Over the past few weeks, I have started off my day by heading directly to the 4th and 7th greens prior to any maintenance practices being conducted on these surfaces to monitor the recovery from the winter damage that has occurred. It's no secret that us turf managers are sensitive individuals when it comes to turf, we consider the property that we maintain as our livelihood and some would say that they have been known to have some pep talks or motivational words of wisdom for areas of concern. Therefore, you could understand my disappointment when I approached the 7th green this morning.
The golf balls in the above picture represent that amount of unfixed ball marks over the last few days. Well over a hundred balls were placed in imperfections created by approach shots into the green (see picture below). The sad thing is that the 7th green is not the only scenario on the entire course, as multiple greens are experiencing an increased amount of unrepaired ball marks this season.
It is important that everyone understands the ramifications of leaving a ball mark unattended. From an agronomic standpoint, ball marks alter root structure along with creating scars that occur following a mowing. The recovery process is greatly reduced when a ball mark is properly repaired. Unattended ball marks also greatly influence the playability of putting surfaces by effecting ball roll. I have included a short video from the USGA on the proper techniques in repairing a ball mark, please take the time to watch.

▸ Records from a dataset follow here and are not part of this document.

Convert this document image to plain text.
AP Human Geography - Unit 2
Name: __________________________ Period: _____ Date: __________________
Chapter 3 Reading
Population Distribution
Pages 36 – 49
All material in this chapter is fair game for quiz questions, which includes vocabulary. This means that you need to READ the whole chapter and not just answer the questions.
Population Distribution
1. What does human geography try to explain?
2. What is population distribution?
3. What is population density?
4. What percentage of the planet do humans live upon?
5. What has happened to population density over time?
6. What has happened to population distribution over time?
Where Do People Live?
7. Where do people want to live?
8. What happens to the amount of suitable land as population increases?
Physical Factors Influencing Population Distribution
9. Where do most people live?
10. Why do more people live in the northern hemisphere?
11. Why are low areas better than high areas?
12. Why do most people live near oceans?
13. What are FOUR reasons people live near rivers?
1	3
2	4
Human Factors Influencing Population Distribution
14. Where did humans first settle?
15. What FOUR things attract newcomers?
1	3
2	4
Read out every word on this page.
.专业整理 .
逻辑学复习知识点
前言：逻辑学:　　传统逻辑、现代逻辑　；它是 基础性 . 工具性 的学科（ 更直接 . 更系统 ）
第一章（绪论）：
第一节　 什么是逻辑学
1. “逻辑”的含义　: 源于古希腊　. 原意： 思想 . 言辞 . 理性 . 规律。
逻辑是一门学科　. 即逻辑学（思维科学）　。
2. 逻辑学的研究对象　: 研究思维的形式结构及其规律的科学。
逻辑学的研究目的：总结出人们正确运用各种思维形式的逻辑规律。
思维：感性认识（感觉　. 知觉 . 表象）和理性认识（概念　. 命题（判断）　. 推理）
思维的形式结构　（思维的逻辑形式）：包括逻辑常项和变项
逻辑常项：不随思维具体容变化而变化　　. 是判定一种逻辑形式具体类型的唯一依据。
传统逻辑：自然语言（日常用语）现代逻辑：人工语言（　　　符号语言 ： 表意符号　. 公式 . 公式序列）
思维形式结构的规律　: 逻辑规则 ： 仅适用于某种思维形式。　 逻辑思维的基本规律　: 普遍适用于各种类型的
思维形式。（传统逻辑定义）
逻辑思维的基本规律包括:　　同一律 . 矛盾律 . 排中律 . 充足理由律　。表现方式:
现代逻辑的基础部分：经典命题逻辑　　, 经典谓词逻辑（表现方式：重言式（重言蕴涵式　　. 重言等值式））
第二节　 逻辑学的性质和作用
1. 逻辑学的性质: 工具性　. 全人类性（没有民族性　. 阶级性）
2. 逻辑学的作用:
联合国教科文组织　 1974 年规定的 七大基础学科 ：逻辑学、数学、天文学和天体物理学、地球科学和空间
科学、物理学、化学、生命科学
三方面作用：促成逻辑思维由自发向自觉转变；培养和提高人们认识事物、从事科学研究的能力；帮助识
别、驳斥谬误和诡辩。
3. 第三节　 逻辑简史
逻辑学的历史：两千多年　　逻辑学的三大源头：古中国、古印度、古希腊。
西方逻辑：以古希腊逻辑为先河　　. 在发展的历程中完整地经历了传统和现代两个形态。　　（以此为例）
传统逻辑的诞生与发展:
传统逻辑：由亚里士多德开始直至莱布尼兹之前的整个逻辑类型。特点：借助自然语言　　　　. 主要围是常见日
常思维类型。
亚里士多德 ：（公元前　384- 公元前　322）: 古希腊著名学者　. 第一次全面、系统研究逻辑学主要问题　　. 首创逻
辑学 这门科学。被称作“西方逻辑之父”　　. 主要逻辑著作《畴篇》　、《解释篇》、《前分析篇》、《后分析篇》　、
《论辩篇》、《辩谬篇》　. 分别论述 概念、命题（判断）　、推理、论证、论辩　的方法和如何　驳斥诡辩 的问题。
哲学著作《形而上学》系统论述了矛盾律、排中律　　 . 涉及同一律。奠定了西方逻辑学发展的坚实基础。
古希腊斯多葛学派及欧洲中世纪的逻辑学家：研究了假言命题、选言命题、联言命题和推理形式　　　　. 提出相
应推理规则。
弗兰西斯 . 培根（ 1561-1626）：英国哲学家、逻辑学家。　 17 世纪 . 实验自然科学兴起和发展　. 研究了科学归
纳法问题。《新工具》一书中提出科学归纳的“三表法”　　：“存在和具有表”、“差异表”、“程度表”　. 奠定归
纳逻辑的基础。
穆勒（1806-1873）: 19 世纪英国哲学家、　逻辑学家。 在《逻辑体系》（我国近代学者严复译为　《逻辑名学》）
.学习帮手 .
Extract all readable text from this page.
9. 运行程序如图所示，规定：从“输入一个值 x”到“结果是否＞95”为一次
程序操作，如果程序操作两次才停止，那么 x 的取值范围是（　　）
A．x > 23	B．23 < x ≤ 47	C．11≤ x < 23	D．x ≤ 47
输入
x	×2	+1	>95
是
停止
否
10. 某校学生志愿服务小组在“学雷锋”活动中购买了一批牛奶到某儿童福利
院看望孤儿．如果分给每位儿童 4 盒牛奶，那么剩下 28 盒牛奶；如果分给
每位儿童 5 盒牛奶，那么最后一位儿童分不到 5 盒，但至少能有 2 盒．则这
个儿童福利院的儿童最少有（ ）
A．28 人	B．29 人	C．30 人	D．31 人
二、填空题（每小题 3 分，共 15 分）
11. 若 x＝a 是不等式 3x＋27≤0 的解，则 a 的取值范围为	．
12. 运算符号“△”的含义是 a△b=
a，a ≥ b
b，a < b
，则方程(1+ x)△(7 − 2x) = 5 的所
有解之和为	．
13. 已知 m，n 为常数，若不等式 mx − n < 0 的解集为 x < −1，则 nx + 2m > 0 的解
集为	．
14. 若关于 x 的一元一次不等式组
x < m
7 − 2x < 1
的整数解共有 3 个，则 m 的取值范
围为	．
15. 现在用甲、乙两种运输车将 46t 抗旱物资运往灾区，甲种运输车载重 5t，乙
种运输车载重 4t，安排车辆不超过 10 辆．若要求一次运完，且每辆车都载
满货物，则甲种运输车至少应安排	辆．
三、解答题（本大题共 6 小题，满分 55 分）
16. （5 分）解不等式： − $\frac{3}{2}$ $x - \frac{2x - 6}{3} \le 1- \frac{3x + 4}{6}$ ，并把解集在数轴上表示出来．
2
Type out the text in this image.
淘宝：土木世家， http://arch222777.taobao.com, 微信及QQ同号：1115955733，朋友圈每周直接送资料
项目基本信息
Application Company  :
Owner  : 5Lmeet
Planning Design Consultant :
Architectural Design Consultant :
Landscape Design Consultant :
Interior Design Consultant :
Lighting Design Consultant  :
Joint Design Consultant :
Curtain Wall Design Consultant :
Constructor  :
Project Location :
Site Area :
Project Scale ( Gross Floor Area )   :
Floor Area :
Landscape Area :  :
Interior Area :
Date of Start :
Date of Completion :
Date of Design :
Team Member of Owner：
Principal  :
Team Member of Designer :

In closing, repairing a ball mark is all about respect and serves as the proper etiquette while playing the great game of golf. Hopefully over the past year, the efforts by the Greens department have shown what our putting surfaces are capable of, but the continued success has to be a joint effort between the golfers and maintenance practices. Please take the time to not only repair your ball marks but one or two more per green, remember....it's the little things that will help LVC strive in the future!